Por Marcos Jakoby (*)
Segundo especialistas e muitas autoridades da área de saúde pública ainda não é momento de relaxar nas medidas de isolamento social. Ontem o número de óbitos pelo Covid-19 no Brasil alcançou a maior marca diária. Por isso, não há ainda como a esquerda e as forças populares construírem (ou pelo menos tentarem construir) manifestações massivas nas ruas, como a situação política exige, embora haja a possibilidade cada vez maior de surgirem manifestações “espontâneas”. Isso não impede que se organizem manifestações menores e/ou simbólicas, adotando as medidas recomendadas para prevenir a transmissão do coronavírus.
Dito isso, gostaria de chamar a atenção para o seguinte. Diante dos atos antifascistas ocorridos no último domingo, convocados especialmente pelas torcidas organizadas, e a convocação de novos atos para o próximo final de semana, ressurge um argumento defendido por setores ligados à esquerda e à direita contra as manifestações de rua. O argumento (bem surrado) alega que elas devem ser evitadas uma vez que podem servir de pretexto para Bolsonaro adotar medidas de exceção, de fechamento do regime, ou para uma ruptura institucional. Estaríamos caindo assim numa armadilha.
Qual a saída então para combater o governo Bolsonaro? A resposta muitas vezes não é apresentada em ato contínuo, mas está implícita. A luta deve ser travada sobretudo por dentro das instituições, como o STF, o parlamento, a mídia, dos governos etc. Se for para construir atos de ruas, devem ser em uma situação em que conte com a retaguarda dessas instituições e sob a cobertura de setores da elite. Caso contrário, estaríamos colaborando para a estratégia da extrema-direita.

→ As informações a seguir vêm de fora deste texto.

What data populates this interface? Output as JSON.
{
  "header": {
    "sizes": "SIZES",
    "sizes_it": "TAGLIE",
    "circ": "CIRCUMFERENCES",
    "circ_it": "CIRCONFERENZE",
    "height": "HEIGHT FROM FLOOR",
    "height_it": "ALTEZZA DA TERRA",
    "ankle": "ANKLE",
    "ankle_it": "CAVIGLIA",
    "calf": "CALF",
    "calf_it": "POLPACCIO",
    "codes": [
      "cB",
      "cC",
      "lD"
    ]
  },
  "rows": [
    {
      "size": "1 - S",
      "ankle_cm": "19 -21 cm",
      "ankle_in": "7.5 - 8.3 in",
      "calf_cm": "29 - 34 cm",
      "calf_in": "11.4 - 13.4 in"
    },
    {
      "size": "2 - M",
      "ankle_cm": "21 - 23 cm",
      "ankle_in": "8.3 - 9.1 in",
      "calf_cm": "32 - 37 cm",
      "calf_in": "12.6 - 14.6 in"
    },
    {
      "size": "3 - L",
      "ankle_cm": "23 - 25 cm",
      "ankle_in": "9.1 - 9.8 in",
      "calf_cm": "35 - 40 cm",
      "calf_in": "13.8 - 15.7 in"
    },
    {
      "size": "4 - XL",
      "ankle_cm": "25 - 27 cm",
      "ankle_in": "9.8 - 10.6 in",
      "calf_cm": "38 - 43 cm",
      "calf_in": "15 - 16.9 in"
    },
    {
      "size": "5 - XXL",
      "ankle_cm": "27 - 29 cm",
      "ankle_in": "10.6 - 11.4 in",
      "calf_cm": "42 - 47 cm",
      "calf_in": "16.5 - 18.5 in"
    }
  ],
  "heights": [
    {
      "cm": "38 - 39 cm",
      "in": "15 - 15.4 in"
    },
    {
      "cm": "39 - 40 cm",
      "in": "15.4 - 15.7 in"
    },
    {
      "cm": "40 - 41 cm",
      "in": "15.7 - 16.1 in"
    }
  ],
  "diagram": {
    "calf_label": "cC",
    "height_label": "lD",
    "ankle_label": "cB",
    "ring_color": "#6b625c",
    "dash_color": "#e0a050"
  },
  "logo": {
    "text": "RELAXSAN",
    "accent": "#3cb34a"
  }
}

Quando se trata da direita, esse argumento tem relação evidente em querer manter o controle da situação política e evitar que as forças populares acumulem forças para criar uma saída política em favor da classe trabalhadora e dos setores populares. Mas quando esse argumento parte da esquerda? Alguns realmente podem acreditar nisso. Mas aí fica a pergunta: essa ameaça não está pairando sobre as nossas cabeças o tempo todo, ainda mais com um governo comandado por neofascistas? E se assim for, quando as forças populares poderão ocupar a ruas de forma autônoma e sem que haja algum risco de repressão ou de medidas autoritárias? Possivelmente não há como. O clã Bolsonaro volta e meia menciona a rebelião popular do Chile exatamente porque eles têm consciência de que o neofascismo é derrotado sobretudo nas ruas.
Outro receio na esquerda parte daqueles que querem construir uma aliança com setores conservadores, da direita e parte da classe dominante que são oposição a Bolsonaro. Então, as manifestações populares de rua, sem esses aliados, podem representar uma radicalização e uma dificuldade em forjar essa aliança. Na verdade, aí sim estaremos numa armadilha, pois seremos empurrados a construir a luta contra o governo por dentro das instituições conservadoras e sob a tutela de uma fração da classe dominante.
Quando surgiram as grandes greves operárias no final da década de 1970, que desafiaram a ditadura militar, setores da esquerda usaram do mesmo tipo de argumento. Aquelas lutas eram uma provocação aos militares, que poderiam comprometer o processo de abertura do regime e consequentemente favorecer a ala mais dura das Forças Armadas. Ademais, isso poderia dificultar alianças com setores liberais que se encontravam na oposição. O que se sucedeu foi exatamente o oposto. As greves e as lutas populares foram fundamentais para a derrota da ditadura militar e criaram um ambiente que atraiu diversos segmentos políticos para a luta democrática e popular. Mudaram a correlação de forças.
Claro que a realidade de hoje é distinta. Não nos encontramos num momento de ascenso das lutas da classe trabalhadora. Mas ela precisará ser construída, e virá. Assim, parece evidente que cuidados precisam ser tomados e cada momento tem de ser avaliado. Mas quando a justificativa descrita vira um princípio permanente, as chances de obtermos vitória se esvaem. Está nítido que o governo Bolsonaro não “cairá de maduro”, ele precisará ser derrubado. E isso não será possível sem muita disposição de combate e tomando as ruas quando for possível.